Mientras Pedro asaba un pescado, Paula preparó la ensalada. Durante la cena, hizo un esfuerzo por comportarse con normalidad, aunque las miradas que de cuando en cuando le lanzaba Pedro eran la muestra de que no lo había logrado. Cada vez se sentía más incómoda por haber engañado a Pedro. Temía que no se tranquilizaría hasta que le dijera exactamente lo que le preocupaba. Claro que aquella tranquilidad tendría un precio: la pérdida de Pedro.


Después de la cena, Paula se sentó en el sofá y tomó un ejemplar de una revista de decoración, pero apenas reparó en su contenido. Lo único que podía ver era el rostro amable de Pedro.


—¿Quieres café?


Paula dejó la revista a un lado y arrugó la nariz.


—Parece que he perdido el gusto por el café. Quizá más tarde me tome un chocolate caliente.

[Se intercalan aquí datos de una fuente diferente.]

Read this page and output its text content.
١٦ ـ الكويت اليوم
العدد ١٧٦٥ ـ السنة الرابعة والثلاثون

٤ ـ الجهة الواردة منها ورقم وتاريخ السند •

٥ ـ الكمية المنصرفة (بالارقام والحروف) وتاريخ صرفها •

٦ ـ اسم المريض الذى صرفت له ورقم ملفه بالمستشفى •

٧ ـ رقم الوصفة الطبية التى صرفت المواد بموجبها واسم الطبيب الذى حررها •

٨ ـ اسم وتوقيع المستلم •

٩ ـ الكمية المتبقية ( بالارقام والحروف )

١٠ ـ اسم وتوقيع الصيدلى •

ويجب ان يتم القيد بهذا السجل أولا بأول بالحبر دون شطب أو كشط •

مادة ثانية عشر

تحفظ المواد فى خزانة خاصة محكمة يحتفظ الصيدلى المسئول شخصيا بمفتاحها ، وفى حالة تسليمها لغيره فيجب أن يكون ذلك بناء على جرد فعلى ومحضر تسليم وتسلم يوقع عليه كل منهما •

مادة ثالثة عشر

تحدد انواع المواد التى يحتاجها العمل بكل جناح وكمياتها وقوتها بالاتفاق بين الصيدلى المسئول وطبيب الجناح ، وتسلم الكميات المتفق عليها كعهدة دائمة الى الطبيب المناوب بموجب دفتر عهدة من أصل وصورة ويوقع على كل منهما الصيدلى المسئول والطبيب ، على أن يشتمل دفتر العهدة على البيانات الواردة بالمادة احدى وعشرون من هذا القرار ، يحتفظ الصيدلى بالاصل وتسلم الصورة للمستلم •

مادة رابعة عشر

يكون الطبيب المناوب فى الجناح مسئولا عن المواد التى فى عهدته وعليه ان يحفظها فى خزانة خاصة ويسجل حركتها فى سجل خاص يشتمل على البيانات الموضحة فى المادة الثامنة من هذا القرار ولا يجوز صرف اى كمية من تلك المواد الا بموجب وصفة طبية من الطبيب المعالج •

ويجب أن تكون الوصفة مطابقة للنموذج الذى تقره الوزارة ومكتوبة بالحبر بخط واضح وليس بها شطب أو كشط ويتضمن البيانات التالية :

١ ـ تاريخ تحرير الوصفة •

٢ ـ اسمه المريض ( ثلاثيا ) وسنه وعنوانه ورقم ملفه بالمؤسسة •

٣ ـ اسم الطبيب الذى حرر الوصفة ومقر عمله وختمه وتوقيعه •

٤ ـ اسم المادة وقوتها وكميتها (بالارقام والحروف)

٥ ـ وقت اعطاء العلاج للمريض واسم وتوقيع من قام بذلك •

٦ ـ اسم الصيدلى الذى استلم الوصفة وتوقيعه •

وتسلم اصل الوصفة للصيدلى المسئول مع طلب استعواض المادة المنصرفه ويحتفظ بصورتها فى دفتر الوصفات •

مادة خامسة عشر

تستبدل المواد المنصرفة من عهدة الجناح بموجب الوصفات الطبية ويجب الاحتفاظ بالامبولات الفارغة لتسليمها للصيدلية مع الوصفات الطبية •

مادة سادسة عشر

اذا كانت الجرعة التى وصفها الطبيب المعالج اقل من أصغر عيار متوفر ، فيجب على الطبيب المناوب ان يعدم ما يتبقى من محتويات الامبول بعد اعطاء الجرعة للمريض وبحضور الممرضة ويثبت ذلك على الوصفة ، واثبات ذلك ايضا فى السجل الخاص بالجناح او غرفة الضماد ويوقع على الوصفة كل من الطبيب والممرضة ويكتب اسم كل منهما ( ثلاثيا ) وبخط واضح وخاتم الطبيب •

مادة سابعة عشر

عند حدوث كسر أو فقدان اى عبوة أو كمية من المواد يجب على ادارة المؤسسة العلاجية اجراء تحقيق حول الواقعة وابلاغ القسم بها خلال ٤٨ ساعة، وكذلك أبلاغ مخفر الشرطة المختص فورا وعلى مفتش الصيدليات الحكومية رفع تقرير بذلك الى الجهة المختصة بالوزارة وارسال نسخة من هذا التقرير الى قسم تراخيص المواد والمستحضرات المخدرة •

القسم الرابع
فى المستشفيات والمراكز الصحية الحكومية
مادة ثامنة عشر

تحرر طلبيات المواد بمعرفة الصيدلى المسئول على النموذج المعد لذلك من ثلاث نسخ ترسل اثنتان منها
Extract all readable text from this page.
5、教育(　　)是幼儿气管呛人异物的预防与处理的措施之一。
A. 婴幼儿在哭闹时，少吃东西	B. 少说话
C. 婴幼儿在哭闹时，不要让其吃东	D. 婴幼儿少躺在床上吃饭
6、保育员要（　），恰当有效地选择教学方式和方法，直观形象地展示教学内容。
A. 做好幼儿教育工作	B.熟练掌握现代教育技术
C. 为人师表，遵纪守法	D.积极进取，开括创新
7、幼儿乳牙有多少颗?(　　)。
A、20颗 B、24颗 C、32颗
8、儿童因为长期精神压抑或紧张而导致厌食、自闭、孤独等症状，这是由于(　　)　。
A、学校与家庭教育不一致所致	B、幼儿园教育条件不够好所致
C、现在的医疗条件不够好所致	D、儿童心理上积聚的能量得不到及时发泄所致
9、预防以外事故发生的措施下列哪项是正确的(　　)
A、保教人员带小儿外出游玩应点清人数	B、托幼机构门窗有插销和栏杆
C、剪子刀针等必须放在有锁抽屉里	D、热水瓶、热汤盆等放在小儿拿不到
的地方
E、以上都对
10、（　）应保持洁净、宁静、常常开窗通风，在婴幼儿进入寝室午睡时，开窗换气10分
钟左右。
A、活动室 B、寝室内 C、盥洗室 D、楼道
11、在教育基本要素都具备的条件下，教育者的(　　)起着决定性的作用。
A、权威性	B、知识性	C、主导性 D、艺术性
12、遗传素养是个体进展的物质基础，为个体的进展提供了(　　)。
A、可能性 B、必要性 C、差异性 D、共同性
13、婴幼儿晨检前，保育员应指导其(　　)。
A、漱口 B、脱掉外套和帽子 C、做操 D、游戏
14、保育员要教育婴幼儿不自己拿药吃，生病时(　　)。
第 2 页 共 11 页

Cuando Pedro regresó al sofá con su taza de café, el olor la hizo sentirse mal. Tomó un cojín y se lo colocó en la espalda.


Pedro, tenemos que hablar.


—Eso no suena bien —dijo él dejando la taza.


—Creo que ha llegado el momento de que seamos honestos el uno con el otro.


—¿Honestos? Siempre te he contado la verdad —dijo contemplando su rostro—. Pero quizá tú me has ocultado algo. Cuéntamelo, no creo que sea tan grave como para que no podamos arreglarlo.


Pronto se enteraría de que era peor de lo que imaginaba.


—Creo que hay cosas que no me has contado. Anoche quedó claro que mi padre cree que tú... —dijo deteniéndose para buscar las palabras adecuadas—, que habías intentado algo conmigo cuatro años atrás. Creí que no sabía nada de aquella noche.


Pedro no contestó, pero entrecerró los ojos.


Tanto Cata como ella habían causado daño a Pedro.


—No deberías haberte ido. Deberías haber sido procesado si habías sido acusado.


Pedro la miró con amargura.


—Lo sé, pero no tuve otra opción.


—¿Por qué mi padre le dijo a Lucia que irías a prisión por lo que Cata dijo que le habías hecho? Deberías haber luchado, haber demostrado tu inocencia.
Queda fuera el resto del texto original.